Además, ya venía trabajando para la Sección Gráfica de la CNT, de la que se había convertido en su fotógrafa de confianza, cuando le pilló la guerra. De hecho, fueron sus ojos los que captaron los viajes de la anarquista rusa Emma Goldman y el anarcosindicalista holandés Arthur Lehning, en 1936, dentro de la estrategia de propaganda de los anarquistas y quienes viajaron a pueblos y frentes para recordar al futuro lo que estaba siendo presente.
La fotógrafa del Barrio Chino, como se le ha conocido después en determinados círculos, era una experta en lo que se llamó retrato psicológico y fue capaz de captar el paso del tiempo de quienes tienen que seguir arando, dando de mamar o cocinando mientras la vida parece detenerse en los dos bandos de una trinchera.
En 1937, quizá cansada del dolor, quizá intuyendo lo que se avecinaba, se volvió a Polonia y de ahí a Londres.

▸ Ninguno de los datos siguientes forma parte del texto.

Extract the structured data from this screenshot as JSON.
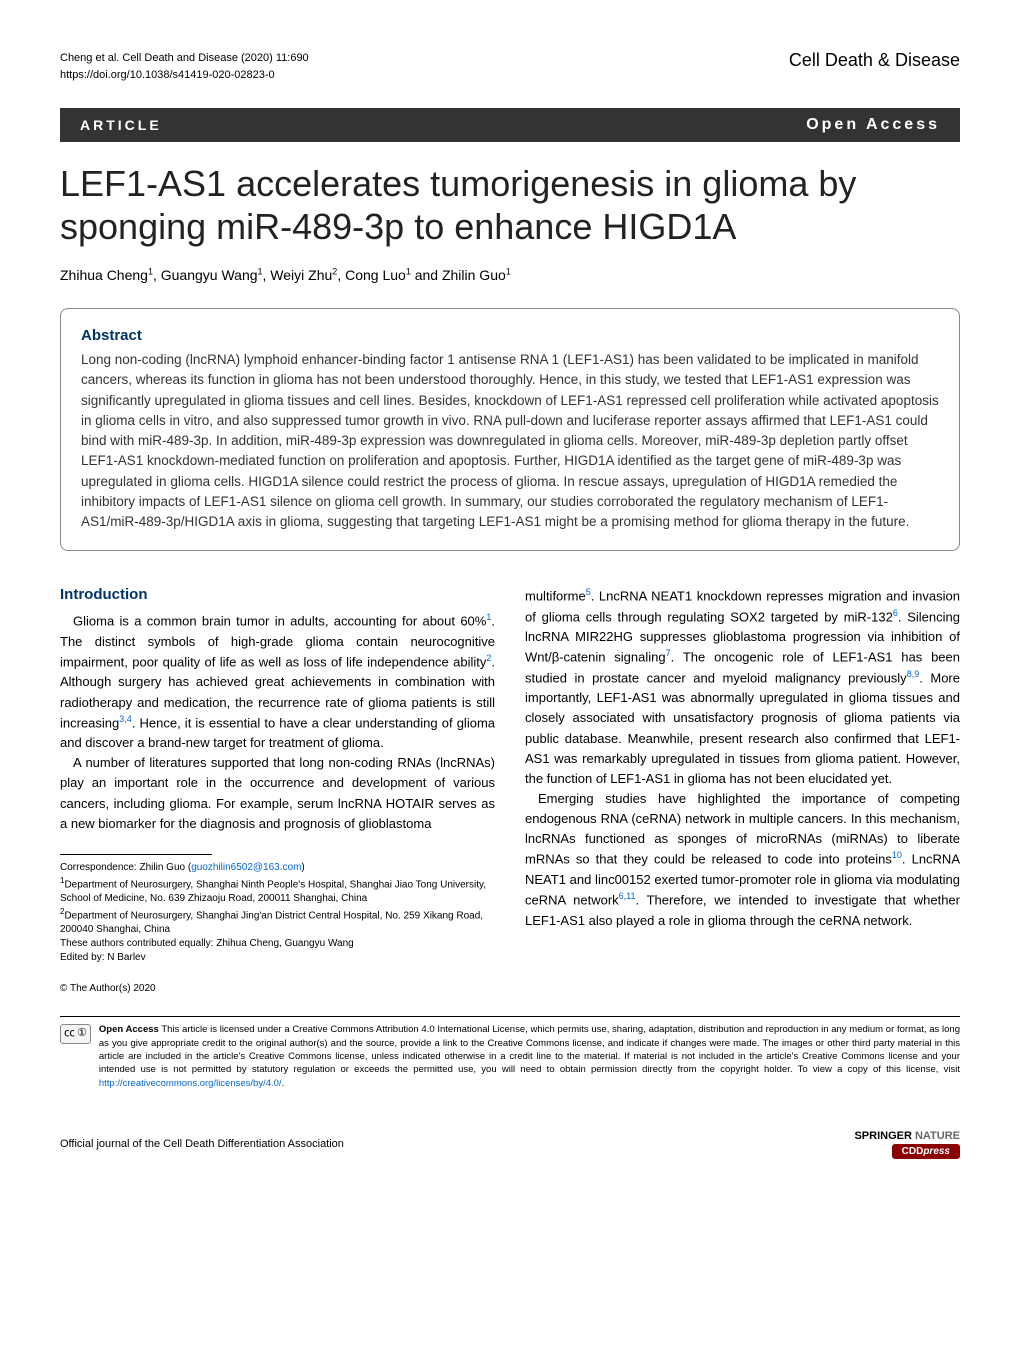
{
  "header": {
    "citation_line1": "Cheng et al. Cell Death and Disease          (2020) 11:690",
    "citation_line2": "https://doi.org/10.1038/s41419-020-02823-0",
    "journal": "Cell Death & Disease"
  },
  "article_bar": {
    "label": "ARTICLE",
    "open_access": "Open Access"
  },
  "title": "LEF1-AS1 accelerates tumorigenesis in glioma by sponging miR-489-3p to enhance HIGD1A",
  "authors_html": "Zhihua Cheng<sup>1</sup>, Guangyu Wang<sup>1</sup>, Weiyi Zhu<sup>2</sup>, Cong Luo<sup>1</sup> and Zhilin Guo<sup>1</sup>",
  "abstract": {
    "heading": "Abstract",
    "text": "Long non-coding (lncRNA) lymphoid enhancer-binding factor 1 antisense RNA 1 (LEF1-AS1) has been validated to be implicated in manifold cancers, whereas its function in glioma has not been understood thoroughly. Hence, in this study, we tested that LEF1-AS1 expression was significantly upregulated in glioma tissues and cell lines. Besides, knockdown of LEF1-AS1 repressed cell proliferation while activated apoptosis in glioma cells in vitro, and also suppressed tumor growth in vivo. RNA pull-down and luciferase reporter assays affirmed that LEF1-AS1 could bind with miR-489-3p. In addition, miR-489-3p expression was downregulated in glioma cells. Moreover, miR-489-3p depletion partly offset LEF1-AS1 knockdown-mediated function on proliferation and apoptosis. Further, HIGD1A identified as the target gene of miR-489-3p was upregulated in glioma cells. HIGD1A silence could restrict the process of glioma. In rescue assays, upregulation of HIGD1A remedied the inhibitory impacts of LEF1-AS1 silence on glioma cell growth. In summary, our studies corroborated the regulatory mechanism of LEF1-AS1/miR-489-3p/HIGD1A axis in glioma, suggesting that targeting LEF1-AS1 might be a promising method for glioma therapy in the future."
  },
  "intro": {
    "heading": "Introduction",
    "left_p1": "Glioma is a common brain tumor in adults, accounting for about 60%",
    "left_p1b": ". The distinct symbols of high-grade glioma contain neurocognitive impairment, poor quality of life as well as loss of life independence ability",
    "left_p1c": ". Although surgery has achieved great achievements in combination with radiotherapy and medication, the recurrence rate of glioma patients is still increasing",
    "left_p1d": ". Hence, it is essential to have a clear understanding of glioma and discover a brand-new target for treatment of glioma.",
    "left_p2": "A number of literatures supported that long non-coding RNAs (lncRNAs) play an important role in the occurrence and development of various cancers, including glioma. For example, serum lncRNA HOTAIR serves as a new biomarker for the diagnosis and prognosis of glioblastoma",
    "right_p1a": "multiforme",
    "right_p1b": ". LncRNA NEAT1 knockdown represses migration and invasion of glioma cells through regulating SOX2 targeted by miR-132",
    "right_p1c": ". Silencing lncRNA MIR22HG suppresses glioblastoma progression via inhibition of Wnt/β-catenin signaling",
    "right_p1d": ". The oncogenic role of LEF1-AS1 has been studied in prostate cancer and myeloid malignancy previously",
    "right_p1e": ". More importantly, LEF1-AS1 was abnormally upregulated in glioma tissues and closely associated with unsatisfactory prognosis of glioma patients via public database. Meanwhile, present research also confirmed that LEF1-AS1 was remarkably upregulated in tissues from glioma patient. However, the function of LEF1-AS1 in glioma has not been elucidated yet.",
    "right_p2a": "Emerging studies have highlighted the importance of competing endogenous RNA (ceRNA) network in multiple cancers. In this mechanism, lncRNAs functioned as sponges of microRNAs (miRNAs) to liberate mRNAs so that they could be released to code into proteins",
    "right_p2b": ". LncRNA NEAT1 and linc00152 exerted tumor-promoter role in glioma via modulating ceRNA network",
    "right_p2c": ". Therefore, we intended to investigate that whether LEF1-AS1 also played a role in glioma through the ceRNA network."
  },
  "refs": {
    "r1": "1",
    "r2": "2",
    "r34": "3,4",
    "r5": "5",
    "r6": "6",
    "r7": "7",
    "r89": "8,9",
    "r10": "10",
    "r611": "6,11"
  },
  "correspondence": {
    "line1a": "Correspondence: Zhilin Guo (",
    "email": "guozhilin6502@163.com",
    "line1b": ")",
    "aff1": "Department of Neurosurgery, Shanghai Ninth People's Hospital, Shanghai Jiao Tong University, School of Medicine, No. 639 Zhizaoju Road, 200011 Shanghai, China",
    "aff2": "Department of Neurosurgery, Shanghai Jing'an District Central Hospital, No. 259 Xikang Road, 200040 Shanghai, China",
    "contrib": "These authors contributed equally: Zhihua Cheng, Guangyu Wang",
    "edited": "Edited by: N Barlev"
  },
  "copyright": "© The Author(s) 2020",
  "license": {
    "bold": "Open Access",
    "text": " This article is licensed under a Creative Commons Attribution 4.0 International License, which permits use, sharing, adaptation, distribution and reproduction in any medium or format, as long as you give appropriate credit to the original author(s) and the source, provide a link to the Creative Commons license, and indicate if changes were made. The images or other third party material in this article are included in the article's Creative Commons license, unless indicated otherwise in a credit line to the material. If material is not included in the article's Creative Commons license and your intended use is not permitted by statutory regulation or exceeds the permitted use, you will need to obtain permission directly from the copyright holder. To view a copy of this license, visit ",
    "link": "http://creativecommons.org/licenses/by/4.0/",
    "period": "."
  },
  "footer": {
    "left": "Official journal of the Cell Death Differentiation Association",
    "springer1a": "SPRINGER",
    "springer1b": " NATURE",
    "cdd": "CDD",
    "press": "press"
  }
}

Europa se había convertido en un callejón sin salida para una mujer tan significada: judía y anarquista. Y entonces se embarcó en una aventura hacia el otro lado del mundo, Australia.
En 1939 llegaba a Sidney donde tuvo que trabajar hasta de sirvienta para poder sobrevivir. Pero Margaret era una fuerza difícil de parar y en 1940 abrió su tercer negocio, suyo, en propiedad: "Foto Estudio", siendo una de las pocas mujeres fotógrafas casi de un continente. De hecho, fue la primera en ser miembro del Instituto de Ilustradores Fotográficos australianos.
En 1952 apagó su cámara. Sus ojos no veían bien. Tenía que cambiar su forma de mirar el mundo, siempre detrás de su Leika, siempre viendo el interior de las personas a través de un objetivo. Margaret se adaptó. Igual que se adaptó a la guerra, a la persecución o a la huida, sin dejar que la amilanara y mucho menos sin sentirse derrotada.
Michaelis murió en 1985 en Melbourne. No se sabe si alguna vez fue consciente de que parte de sus fotografías, esas que pensó perdidas con el final de la Guerra Civil, estaban guardadas en cajas de madera y que, hoy día, siguen demostrando su capacidad para revelar a través de un retrato, todo lo que esconde ese rostro, todo el vecindario de esos ojos... todo lo que cabe en una foto.